Ken spoke to the BBC, about his work in his youth building fire stations, since the age of fifteen, but his life changed when a gang of criminals attacked him at the age of twenty-six, as he suffered a brain hemorrhage and lost consciousness for 23 days.

'They told me I wouldn't recover,' said Ken.

They said I would not speak, nor would I walk again, but I did..Then I decided that I would no longer live on anyone else's terms.”

Ken began to travel, became passionate about the idea of ​​living in the wild, and when he traveled to the Canadian territory of Yukon, which shares a border with the US state of Alaska, he wondered what would happen if he went off the main road and went "nowhere."

And that is exactly what he did, as he says he walked 22,000 miles before returning home.

While he was traveling, his parents died, and he only learned of their deaths when he returned.

Kane walked the length and breadth of Britain, and when he came to Rannoch in the Highlands of Scotland, he was startled by the memory of his parents and sobbed.

“I came all the way crying,” says Ken.

What, I asked, is the most secluded place in Britain?

Four decades later, Ken uses wood to heat the hut without electricity, gas, or running water — and of course a cellphone signal, chops firewood in the woods, and carries it to his remote hut.

Ken grows vegetables and collects cranberries, but his main food source comes from the lake.

In February 2019, Ken realized one of the dangers of isolation when he suffered a stroke while walking in the snow.

He used a GPS device that sends a warning signal, which he had acquired a few days earlier.

The device automatically sent a distress message to a response center in Houston, Texas, USA.

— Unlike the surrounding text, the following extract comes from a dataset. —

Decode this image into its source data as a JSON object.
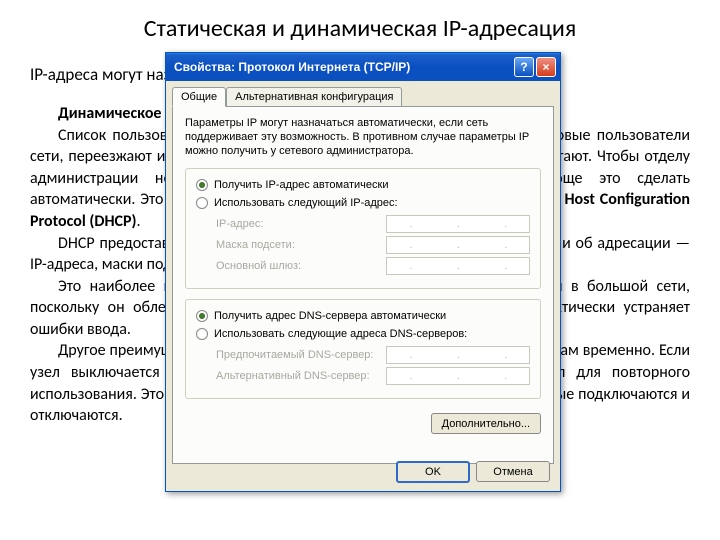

The center, in turn, notified the UK Coast Guard, and Ken was flown to a hospital in the Scottish town of Fort William, where he spent seven weeks to recover.

The medical staff did what they could so that he could be self-reliant and live independently again.

Doctors tried to persuade him to return to civilization, where he could live in an apartment and receive care.

But Ken just wanted to go back to his little hut.

But after suffering double vision from a stroke and suffering from amnesia, he had to accept more help than before.

A year after he was rescued, Ken had to be airlifted again after he was injured when a pile of logs collapsed on top of him.